In my previous post, I began to list the ways you can strengthen your security posture, with some holistic approaches to application security and the software supply chain. In this second part of the series, let’s look at six more important considerations.
Education strengthens knowledge, but you also need to apply good judgment ― wisdom, if you will ― that arises from experience. This is particularly significant when using new AI and LLM technologies. Many of these tools give you a convincing — but not necessarily the best ― answer, so you must evaluate the results. Blindly following the answer, no matter what tool, will cause problems.
There are generalist LLMs like ChatGPT, and then there are more specific add-ons such as GitHub Copilot, which works in your development environment and has been trained on code. These more domain-specific LLMs are likely to provide more useful answers, especially when building on any of the data that you have. That’s where we’re going to see big value from LLMs.
All of this requires the buy-in of the C-suite and stakeholders. The success of your AppSec and software supply chain security program depends partly on whether decision-makers understand the risks they face at any given time. At this level, a lot of folks don’t understand the technology, so they don’t fully understand the risks, and how to manage them. Those in the application security space need to help them improve their understanding of risk. What is inherent risk? What are controls? How do controls give you residual risk? What are the control options? How does time fit into this?

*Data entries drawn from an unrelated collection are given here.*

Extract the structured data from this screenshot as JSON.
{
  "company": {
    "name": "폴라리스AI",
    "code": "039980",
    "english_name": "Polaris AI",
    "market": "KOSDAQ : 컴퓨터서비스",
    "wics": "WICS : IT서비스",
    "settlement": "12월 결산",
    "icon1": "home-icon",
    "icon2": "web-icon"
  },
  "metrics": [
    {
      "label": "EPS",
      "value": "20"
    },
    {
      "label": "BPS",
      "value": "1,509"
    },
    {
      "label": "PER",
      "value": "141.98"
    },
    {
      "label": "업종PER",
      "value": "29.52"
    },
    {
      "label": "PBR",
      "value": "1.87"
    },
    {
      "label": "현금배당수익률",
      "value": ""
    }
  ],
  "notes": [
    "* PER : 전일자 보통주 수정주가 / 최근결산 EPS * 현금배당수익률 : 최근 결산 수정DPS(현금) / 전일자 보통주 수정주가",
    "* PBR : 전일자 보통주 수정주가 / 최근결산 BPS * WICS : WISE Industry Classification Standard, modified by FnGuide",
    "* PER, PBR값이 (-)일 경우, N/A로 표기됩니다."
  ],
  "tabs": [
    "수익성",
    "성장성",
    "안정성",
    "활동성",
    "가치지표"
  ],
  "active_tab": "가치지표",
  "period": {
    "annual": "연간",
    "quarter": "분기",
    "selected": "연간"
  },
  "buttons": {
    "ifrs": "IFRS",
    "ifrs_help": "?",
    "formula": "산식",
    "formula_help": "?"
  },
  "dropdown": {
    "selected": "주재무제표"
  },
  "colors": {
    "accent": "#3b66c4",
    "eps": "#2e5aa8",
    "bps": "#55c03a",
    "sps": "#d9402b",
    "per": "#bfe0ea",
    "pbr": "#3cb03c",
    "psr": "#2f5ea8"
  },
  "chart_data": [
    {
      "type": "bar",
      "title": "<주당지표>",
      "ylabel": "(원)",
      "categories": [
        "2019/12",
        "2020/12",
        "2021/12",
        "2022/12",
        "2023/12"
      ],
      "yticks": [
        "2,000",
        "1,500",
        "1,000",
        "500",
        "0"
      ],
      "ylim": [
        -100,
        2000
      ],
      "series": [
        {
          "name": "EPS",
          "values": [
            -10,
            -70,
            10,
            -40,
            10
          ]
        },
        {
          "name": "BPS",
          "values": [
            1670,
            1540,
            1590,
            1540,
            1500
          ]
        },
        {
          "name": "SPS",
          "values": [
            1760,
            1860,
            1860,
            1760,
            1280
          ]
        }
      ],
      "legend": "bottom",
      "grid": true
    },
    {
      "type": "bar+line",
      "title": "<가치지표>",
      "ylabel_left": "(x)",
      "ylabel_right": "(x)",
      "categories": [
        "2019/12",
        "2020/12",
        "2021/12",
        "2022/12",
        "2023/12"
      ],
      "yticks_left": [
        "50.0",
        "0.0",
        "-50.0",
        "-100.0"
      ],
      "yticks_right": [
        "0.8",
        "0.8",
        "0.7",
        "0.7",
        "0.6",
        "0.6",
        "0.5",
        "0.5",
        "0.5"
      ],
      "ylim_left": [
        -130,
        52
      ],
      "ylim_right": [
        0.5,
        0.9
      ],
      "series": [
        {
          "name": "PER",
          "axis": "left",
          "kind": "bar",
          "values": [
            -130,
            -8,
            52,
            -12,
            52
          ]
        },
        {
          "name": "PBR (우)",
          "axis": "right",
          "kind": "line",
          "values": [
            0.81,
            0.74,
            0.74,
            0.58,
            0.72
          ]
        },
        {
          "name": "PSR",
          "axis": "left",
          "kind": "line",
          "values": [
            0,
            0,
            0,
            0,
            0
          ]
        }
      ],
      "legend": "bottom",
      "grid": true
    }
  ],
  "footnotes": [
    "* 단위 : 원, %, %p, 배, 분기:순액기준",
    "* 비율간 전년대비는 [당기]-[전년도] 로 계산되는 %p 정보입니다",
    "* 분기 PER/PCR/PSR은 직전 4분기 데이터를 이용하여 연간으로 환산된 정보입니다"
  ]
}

For instance, you sometimes might need to accept some risk in the short term to build an effective solution that is more supportable in the long term. Investing the time, effort, and budget in an automated, scalable solution will be more efficient over time, but perhaps more challenging in the short term.
You need a modicum of both knowledge and wisdom to manage risk and exceptions, particularly at scale, because you need to base decisions on what risks you will tolerate based on an understanding of the way your software and its dependencies work, and judgment as to what risks and exceptions are acceptable. It could mean the difference between operating a targeted and effective detection and remediation strategy, and an inefficient process weighed down with false positives. You need to apply know-how and experience to decide how best to modulate your risk threshold using techniques and tools such as SCA, SAST, container scanning, and more. Otherwise, you risk blocking developers when it isn’t necessary. That’ll make a real mess, and your developers will be discouraged from actively supporting security efforts, which will detrimentally affect your AppSec program.
Perhaps the main challenge for security is to deliver without impeding developers’ pipelines and hindering their productivity. Think of it like motor racing. A pit stop is a big deal. There needs to be a serious reason why performance must be interrupted to address a problem. Better to avoid this situation, where possible, by monitoring and tweaking performance while driving. While things are happening on the track, there are all kinds of telemetry decisions, communication analyses, and more, and that’s how we have to think about security. Wherever possible, it should take place during the workflow, whatever it might be. SBOMs are being produced, static analysis, software composition analysis, all those things create telemetry for us. We just have to figure out the right way to harness this information, so we know what’s going on, and we know when to take action.
Then we have to think about who is authorized to make the right calls when it comes to security decisions. It’s often unclear who is accountable for the process and it’s inconsistent in industry right now. The modern complexity of relationships between the manifold components and dependencies within modern software lends itself to security teams having oversight, with developers implementing security as it shifts left.
The challenge is how to set up a framework so that developers understand and manage their risk as opposed to managing their risk for them. It involves helping people easily identify, understand, and assess their risk, and providing them with information, so they can make wise, educated judgments.
Recently, we’ve seen attacks become more sophisticated as well as more numerous. For example, many more malicious packages are now being published into npm than before. Nevertheless, the challenge remains to ensure that your security processes are accurate, or they’ll get overlooked. We don’t want to become the boy who cried “Wolf!” Most companies that are trying to develop at scale need to maintain their speed of output while reinforcing their security, so the balance is to practice responsible open source usage by applying pre-emptive and preventive AppSec tactics and tools earlier in the software development lifecycle (SDLC) by shifting left and iterating those procedures during the SDLC ― shifting smart.
Most importantly, make sure you have a plan. Keep your dependencies up to date. It’s like fixing up your house. You don’t wait until things start falling apart. Do preventative maintenance. Understand where you are in the value chain. Ensure that you develop solutions that are highly scalable and that fit the capabilities of your team. And don’t break development. Don’t break the build.